12. Daarbij komt dat hier vastgesteld moet worden dat het buitengewone rechtsmiddel van
herziening nog niet is uitgeput. [eiser] is thans kennelijk doende om daarvan gebruik te (gaan)
maken.
13.
Een en ander brengt mee dat [eiser] niet-ontvankelijk moet worden verklaard in diens
vorderingen.
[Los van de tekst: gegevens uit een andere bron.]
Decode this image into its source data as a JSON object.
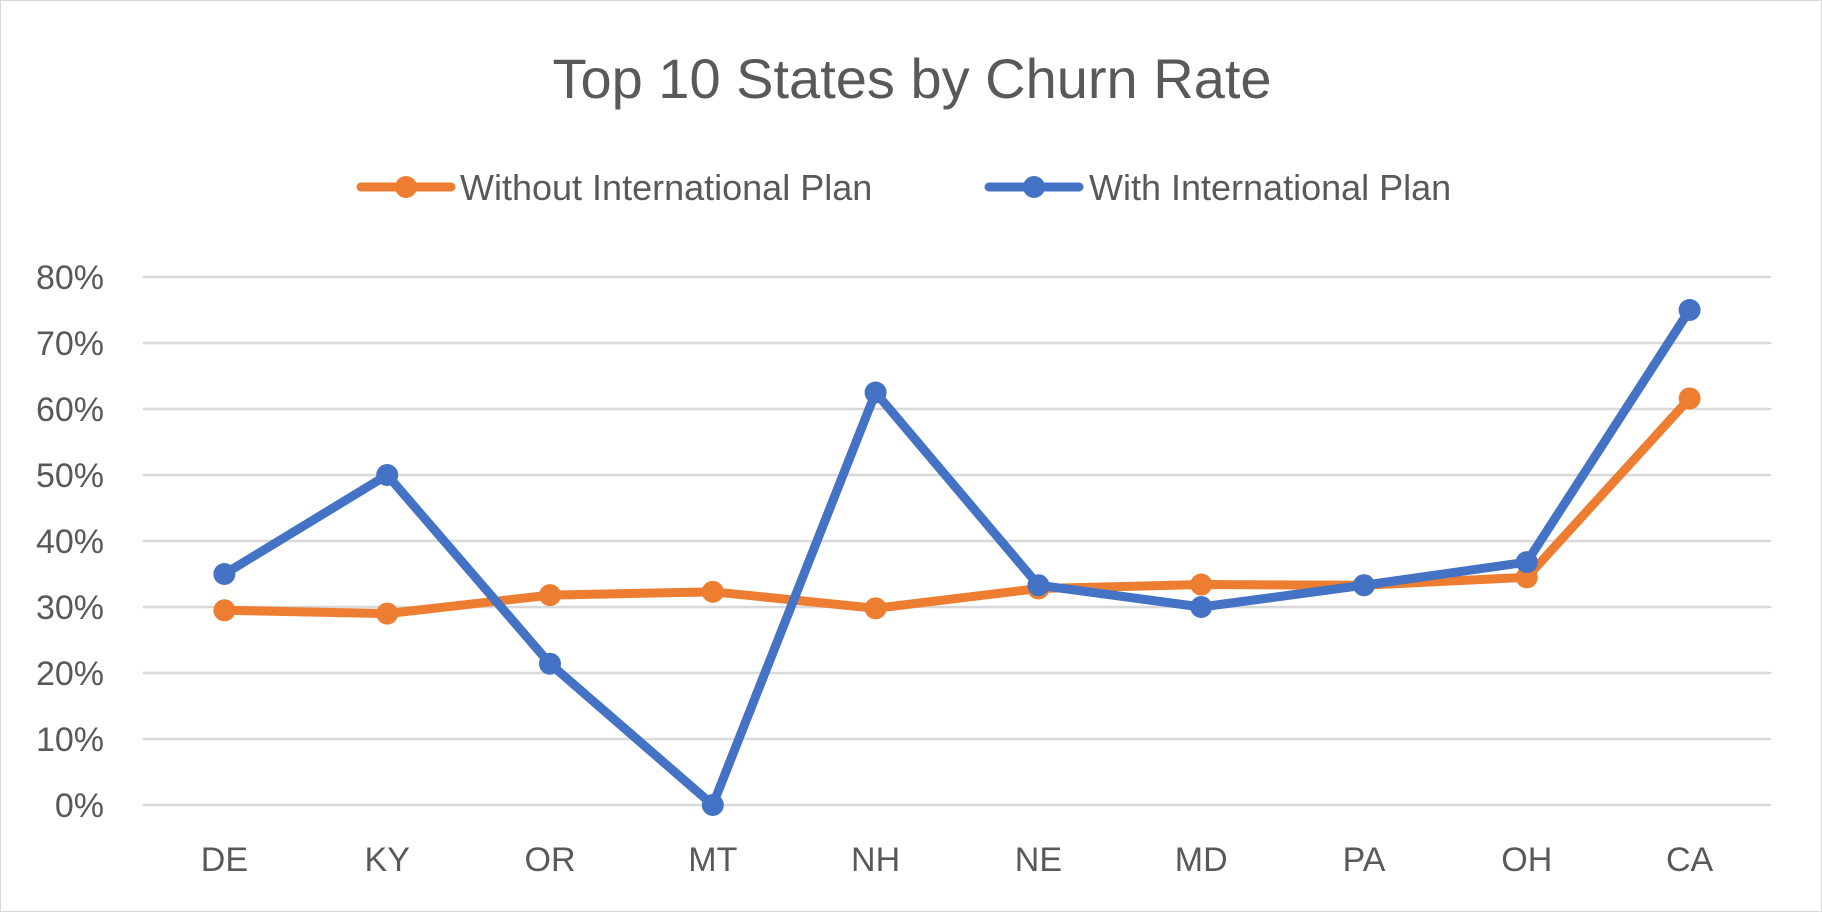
{
  "chart_data": {
    "type": "line",
    "title": "Top 10 States by Churn Rate",
    "xlabel": "",
    "ylabel": "",
    "categories": [
      "DE",
      "KY",
      "OR",
      "MT",
      "NH",
      "NE",
      "MD",
      "PA",
      "OH",
      "CA"
    ],
    "y_ticks": [
      "0%",
      "10%",
      "20%",
      "30%",
      "40%",
      "50%",
      "60%",
      "70%",
      "80%"
    ],
    "ylim": [
      0,
      80
    ],
    "grid": true,
    "legend_position": "top",
    "series": [
      {
        "name": "Without International Plan",
        "color": "#ED7D31",
        "values": [
          29.5,
          29.0,
          31.8,
          32.3,
          29.8,
          32.8,
          33.4,
          33.3,
          34.5,
          61.6
        ]
      },
      {
        "name": "With International Plan",
        "color": "#4472C4",
        "values": [
          35.0,
          50.0,
          21.4,
          0.0,
          62.5,
          33.3,
          30.0,
          33.3,
          36.8,
          75.0
        ]
      }
    ]
  }
}
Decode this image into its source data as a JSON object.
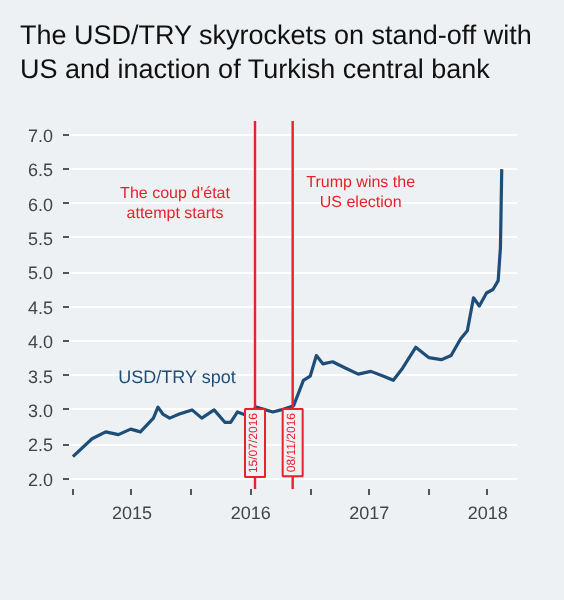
{
  "chart_data": {
    "type": "line",
    "title": "The USD/TRY skyrockets on stand-off with US and inaction of Turkish central bank",
    "x": [
      "2015-01-01",
      "2015-03-01",
      "2015-04-12",
      "2015-05-21",
      "2015-06-28",
      "2015-07-28",
      "2015-09-06",
      "2015-09-20",
      "2015-10-05",
      "2015-10-26",
      "2015-11-25",
      "2016-01-03",
      "2016-02-02",
      "2016-03-11",
      "2016-04-13",
      "2016-05-01",
      "2016-05-22",
      "2016-06-20",
      "2016-07-19",
      "2016-09-08",
      "2016-10-03",
      "2016-11-11",
      "2016-12-11",
      "2017-01-01",
      "2017-01-20",
      "2017-02-09",
      "2017-03-11",
      "2017-04-19",
      "2017-05-29",
      "2017-07-07",
      "2017-08-15",
      "2017-09-14",
      "2017-10-13",
      "2017-11-22",
      "2018-01-01",
      "2018-02-09",
      "2018-03-11",
      "2018-04-09",
      "2018-04-30",
      "2018-05-19",
      "2018-06-06",
      "2018-06-28",
      "2018-07-18",
      "2018-08-03",
      "2018-08-10",
      "2018-08-14"
    ],
    "series": [
      {
        "name": "USD/TRY spot",
        "color": "#1d4e79",
        "values": [
          2.32,
          2.58,
          2.68,
          2.64,
          2.72,
          2.68,
          2.88,
          3.04,
          2.94,
          2.88,
          2.94,
          3.0,
          2.88,
          3.0,
          2.82,
          2.82,
          2.97,
          2.92,
          3.04,
          2.97,
          3.0,
          3.06,
          3.43,
          3.49,
          3.79,
          3.67,
          3.7,
          3.61,
          3.52,
          3.56,
          3.49,
          3.43,
          3.61,
          3.91,
          3.76,
          3.73,
          3.79,
          4.03,
          4.15,
          4.63,
          4.51,
          4.7,
          4.75,
          4.88,
          5.36,
          6.5
        ]
      }
    ],
    "xlim": [
      "2014-12-20",
      "2018-09-30"
    ],
    "xticks": [
      {
        "value": "2015-01-01",
        "label": null
      },
      {
        "value": "2015-07-02",
        "label": "2015"
      },
      {
        "value": "2016-01-01",
        "label": null
      },
      {
        "value": "2016-07-02",
        "label": "2016"
      },
      {
        "value": "2017-01-01",
        "label": null
      },
      {
        "value": "2017-07-02",
        "label": "2017"
      },
      {
        "value": "2018-01-01",
        "label": null
      },
      {
        "value": "2018-07-02",
        "label": "2018"
      }
    ],
    "ylim": [
      1.85,
      7.2
    ],
    "yticks": [
      {
        "value": 2,
        "label": "2.0"
      },
      {
        "value": 2.5,
        "label": "2.5"
      },
      {
        "value": 3,
        "label": "3.0"
      },
      {
        "value": 3.5,
        "label": "3.5"
      },
      {
        "value": 4,
        "label": "4.0"
      },
      {
        "value": 4.5,
        "label": "4.5"
      },
      {
        "value": 5,
        "label": "5.0"
      },
      {
        "value": 5.5,
        "label": "5.5"
      },
      {
        "value": 6,
        "label": "6.0"
      },
      {
        "value": 6.5,
        "label": "6.5"
      },
      {
        "value": 7,
        "label": "7.0"
      }
    ],
    "grid": "y",
    "marker": "none",
    "line_style": "solid",
    "ref_lines": [
      {
        "axis": "x",
        "value": "2016-07-15",
        "label": "15/07/2016",
        "color": "#e8212b"
      },
      {
        "axis": "x",
        "value": "2016-11-08",
        "label": "08/11/2016",
        "color": "#e8212b"
      }
    ],
    "annotations": [
      "The coup d'état attempt starts",
      "Trump wins the US election"
    ]
  }
}
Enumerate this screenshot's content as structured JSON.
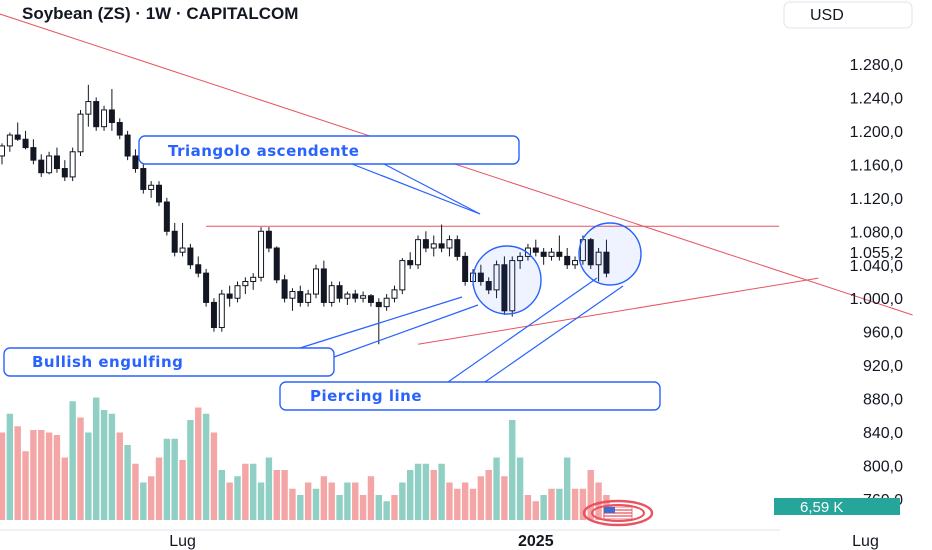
{
  "header": {
    "title": "Soybean (ZS) · 1W · CAPITALCOM",
    "currency": "USD"
  },
  "colors": {
    "up": "#131722",
    "down": "#131722",
    "vol_up": "#8fcfc4",
    "vol_down": "#f4a6a6",
    "trendline": "#e8535f",
    "annotation": "#2962ff",
    "volume_badge": "#26a69a"
  },
  "volume_badge": {
    "label": "6,59 K"
  },
  "chart_data": {
    "type": "candlestick",
    "title": "Soybean (ZS) · 1W · CAPITALCOM",
    "y_unit": "USD",
    "ylim": [
      735,
      1305
    ],
    "y_ticks": [
      1280,
      1240,
      1200,
      1160,
      1120,
      1080,
      1040,
      1000,
      960,
      920,
      880,
      840,
      800,
      760
    ],
    "y_tick_labels": [
      "1.280,0",
      "1.240,0",
      "1.200,0",
      "1.160,0",
      "1.120,0",
      "1.080,0",
      "1.040,0",
      "1.000,0",
      "960,0",
      "920,0",
      "880,0",
      "840,0",
      "800,0",
      "760,0"
    ],
    "highlighted_prices": [
      {
        "value": 1055.2,
        "label": "1.055,2"
      }
    ],
    "x_labels": [
      {
        "label": "Lug",
        "index": 23
      },
      {
        "label": "2025",
        "index": 68
      },
      {
        "label": "Lug",
        "index": 110
      }
    ],
    "candles": [
      [
        1170,
        1185,
        1160,
        1182
      ],
      [
        1182,
        1198,
        1175,
        1195
      ],
      [
        1195,
        1210,
        1188,
        1190
      ],
      [
        1190,
        1200,
        1178,
        1180
      ],
      [
        1180,
        1190,
        1160,
        1165
      ],
      [
        1165,
        1172,
        1145,
        1150
      ],
      [
        1150,
        1175,
        1148,
        1170
      ],
      [
        1170,
        1180,
        1150,
        1155
      ],
      [
        1155,
        1165,
        1140,
        1145
      ],
      [
        1145,
        1180,
        1140,
        1175
      ],
      [
        1175,
        1225,
        1170,
        1220
      ],
      [
        1220,
        1255,
        1205,
        1235
      ],
      [
        1235,
        1240,
        1200,
        1205
      ],
      [
        1205,
        1230,
        1200,
        1225
      ],
      [
        1225,
        1250,
        1200,
        1210
      ],
      [
        1210,
        1215,
        1190,
        1195
      ],
      [
        1195,
        1200,
        1165,
        1170
      ],
      [
        1170,
        1178,
        1150,
        1155
      ],
      [
        1155,
        1160,
        1125,
        1130
      ],
      [
        1130,
        1140,
        1120,
        1135
      ],
      [
        1135,
        1140,
        1110,
        1115
      ],
      [
        1115,
        1120,
        1075,
        1080
      ],
      [
        1080,
        1090,
        1050,
        1055
      ],
      [
        1055,
        1090,
        1050,
        1060
      ],
      [
        1060,
        1065,
        1035,
        1040
      ],
      [
        1040,
        1050,
        1025,
        1030
      ],
      [
        1030,
        1035,
        990,
        995
      ],
      [
        995,
        1000,
        960,
        965
      ],
      [
        965,
        1010,
        960,
        1005
      ],
      [
        1005,
        1015,
        990,
        1000
      ],
      [
        1000,
        1020,
        995,
        1015
      ],
      [
        1015,
        1025,
        1005,
        1020
      ],
      [
        1020,
        1030,
        1010,
        1025
      ],
      [
        1025,
        1085,
        1020,
        1080
      ],
      [
        1080,
        1085,
        1055,
        1060
      ],
      [
        1060,
        1062,
        1018,
        1022
      ],
      [
        1022,
        1028,
        995,
        1000
      ],
      [
        1000,
        1012,
        985,
        1008
      ],
      [
        1008,
        1015,
        990,
        995
      ],
      [
        995,
        1010,
        990,
        1005
      ],
      [
        1005,
        1040,
        1000,
        1035
      ],
      [
        1035,
        1045,
        990,
        995
      ],
      [
        995,
        1020,
        990,
        1015
      ],
      [
        1015,
        1020,
        995,
        1000
      ],
      [
        1000,
        1008,
        992,
        1005
      ],
      [
        1005,
        1010,
        995,
        1000
      ],
      [
        1000,
        1008,
        995,
        1003
      ],
      [
        1003,
        1005,
        990,
        995
      ],
      [
        995,
        1000,
        945,
        990
      ],
      [
        990,
        1005,
        985,
        1000
      ],
      [
        1000,
        1015,
        995,
        1010
      ],
      [
        1010,
        1048,
        1005,
        1045
      ],
      [
        1045,
        1055,
        1035,
        1040
      ],
      [
        1040,
        1075,
        1035,
        1070
      ],
      [
        1070,
        1080,
        1055,
        1060
      ],
      [
        1060,
        1075,
        1050,
        1065
      ],
      [
        1065,
        1088,
        1055,
        1060
      ],
      [
        1060,
        1075,
        1050,
        1070
      ],
      [
        1070,
        1075,
        1045,
        1050
      ],
      [
        1050,
        1055,
        1015,
        1020
      ],
      [
        1020,
        1035,
        1015,
        1030
      ],
      [
        1030,
        1040,
        1015,
        1020
      ],
      [
        1020,
        1025,
        1005,
        1010
      ],
      [
        1010,
        1045,
        1000,
        1040
      ],
      [
        1040,
        1050,
        980,
        985
      ],
      [
        985,
        1050,
        978,
        1045
      ],
      [
        1045,
        1055,
        1035,
        1050
      ],
      [
        1050,
        1065,
        1045,
        1060
      ],
      [
        1060,
        1070,
        1050,
        1055
      ],
      [
        1055,
        1060,
        1040,
        1050
      ],
      [
        1050,
        1060,
        1045,
        1055
      ],
      [
        1055,
        1075,
        1045,
        1050
      ],
      [
        1050,
        1060,
        1035,
        1040
      ],
      [
        1040,
        1050,
        1035,
        1045
      ],
      [
        1045,
        1075,
        1040,
        1070
      ],
      [
        1070,
        1072,
        1035,
        1040
      ],
      [
        1040,
        1060,
        1020,
        1055
      ],
      [
        1055,
        1070,
        1025,
        1030
      ]
    ],
    "volume": [
      [
        0.7,
        "down"
      ],
      [
        0.85,
        "up"
      ],
      [
        0.75,
        "down"
      ],
      [
        0.55,
        "down"
      ],
      [
        0.72,
        "down"
      ],
      [
        0.72,
        "down"
      ],
      [
        0.7,
        "down"
      ],
      [
        0.68,
        "down"
      ],
      [
        0.5,
        "down"
      ],
      [
        0.95,
        "up"
      ],
      [
        0.82,
        "down"
      ],
      [
        0.7,
        "up"
      ],
      [
        0.98,
        "up"
      ],
      [
        0.88,
        "up"
      ],
      [
        0.85,
        "up"
      ],
      [
        0.7,
        "down"
      ],
      [
        0.6,
        "up"
      ],
      [
        0.45,
        "down"
      ],
      [
        0.3,
        "up"
      ],
      [
        0.35,
        "down"
      ],
      [
        0.5,
        "down"
      ],
      [
        0.65,
        "up"
      ],
      [
        0.65,
        "up"
      ],
      [
        0.48,
        "down"
      ],
      [
        0.8,
        "up"
      ],
      [
        0.9,
        "down"
      ],
      [
        0.85,
        "up"
      ],
      [
        0.7,
        "down"
      ],
      [
        0.4,
        "up"
      ],
      [
        0.3,
        "down"
      ],
      [
        0.35,
        "up"
      ],
      [
        0.45,
        "down"
      ],
      [
        0.45,
        "up"
      ],
      [
        0.3,
        "up"
      ],
      [
        0.5,
        "up"
      ],
      [
        0.4,
        "down"
      ],
      [
        0.4,
        "down"
      ],
      [
        0.25,
        "down"
      ],
      [
        0.2,
        "up"
      ],
      [
        0.3,
        "down"
      ],
      [
        0.25,
        "up"
      ],
      [
        0.35,
        "down"
      ],
      [
        0.3,
        "down"
      ],
      [
        0.2,
        "up"
      ],
      [
        0.3,
        "up"
      ],
      [
        0.3,
        "down"
      ],
      [
        0.2,
        "down"
      ],
      [
        0.35,
        "down"
      ],
      [
        0.2,
        "up"
      ],
      [
        0.15,
        "up"
      ],
      [
        0.2,
        "down"
      ],
      [
        0.3,
        "up"
      ],
      [
        0.4,
        "up"
      ],
      [
        0.45,
        "up"
      ],
      [
        0.45,
        "up"
      ],
      [
        0.4,
        "down"
      ],
      [
        0.45,
        "up"
      ],
      [
        0.3,
        "down"
      ],
      [
        0.25,
        "down"
      ],
      [
        0.3,
        "down"
      ],
      [
        0.25,
        "down"
      ],
      [
        0.35,
        "down"
      ],
      [
        0.4,
        "down"
      ],
      [
        0.5,
        "up"
      ],
      [
        0.35,
        "down"
      ],
      [
        0.8,
        "up"
      ],
      [
        0.5,
        "up"
      ],
      [
        0.2,
        "down"
      ],
      [
        0.15,
        "down"
      ],
      [
        0.2,
        "up"
      ],
      [
        0.25,
        "down"
      ],
      [
        0.25,
        "up"
      ],
      [
        0.5,
        "up"
      ],
      [
        0.25,
        "down"
      ],
      [
        0.25,
        "down"
      ],
      [
        0.4,
        "down"
      ],
      [
        0.3,
        "down"
      ],
      [
        0.2,
        "down"
      ]
    ],
    "lines": [
      {
        "name": "trendline-desc",
        "from": [
          -2,
          1345
        ],
        "to": [
          116,
          980
        ]
      },
      {
        "name": "resistance",
        "from": [
          26,
          1086
        ],
        "to": [
          99,
          1086
        ]
      },
      {
        "name": "trendline-asc",
        "from": [
          53,
          945
        ],
        "to": [
          104,
          1024
        ]
      }
    ]
  },
  "annotations": {
    "triangle": "Triangolo ascendente",
    "engulfing": "Bullish engulfing",
    "piercing": "Piercing line"
  }
}
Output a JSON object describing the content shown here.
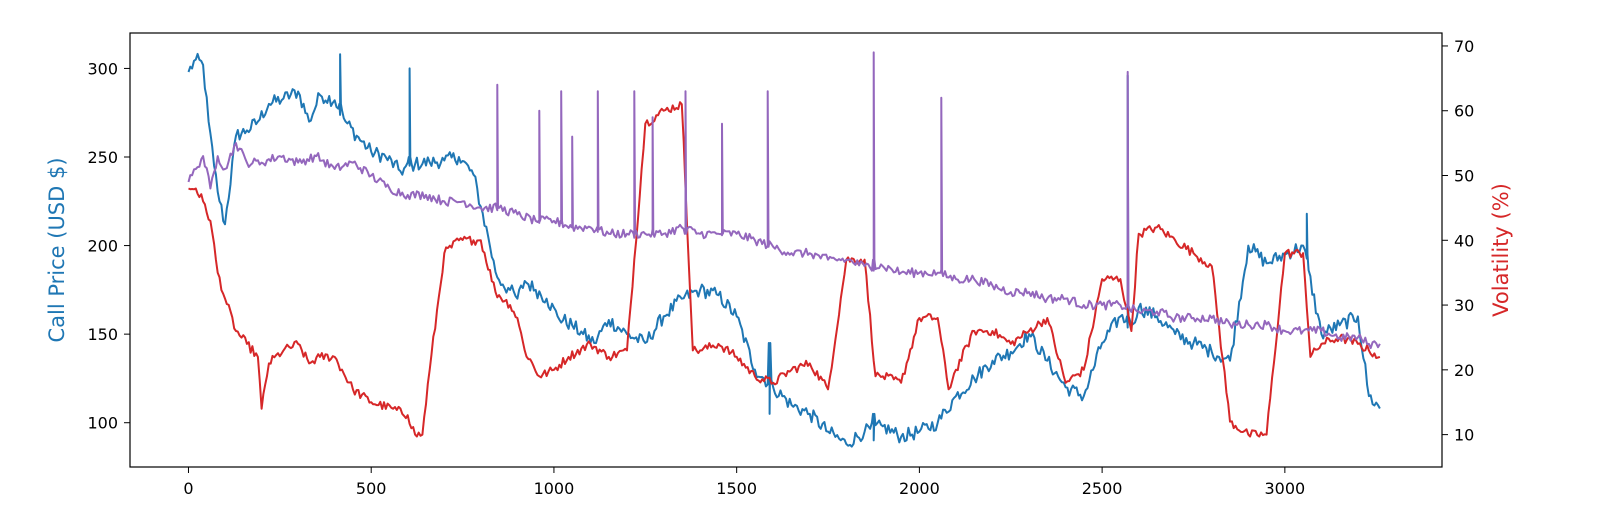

Hetgeen meer of anders is aangevoerd kan onbesproken worden gelaten.
14. [eiser] dient als de in het ongelijk gestelde partij te worden verwezen in de kosten die in
dit geding zijn gevallen aan de zijde van [gedaagde].

Rechtdoende

De rechtbank:

I. Verklaart [eiser] niet-ontvankelijk in diens vorderingen om reden als voormeld.
II. Veroordeelt [eiser] tot betaling aan [gedaagde] van de aan de zijde van [gedaagde] in dit geding
gemaakte kosten, welke kosten tot op heden moeten worden begroot op € 73,- voor
griffierecht en € 1421,-- voor salaris van de advocaat.
III. Verklaart de hiervoor onder II gegeven betalingsveroordeling uitvoerbaar bij voorraad.
Dit vonnis is gewezen te Almelo door mrs. Koopmans, Zweers en Marsman en op
woensdag 30 oktober 2013 in het openbaar uitgesproken in tegenwoordigheid van de griffier.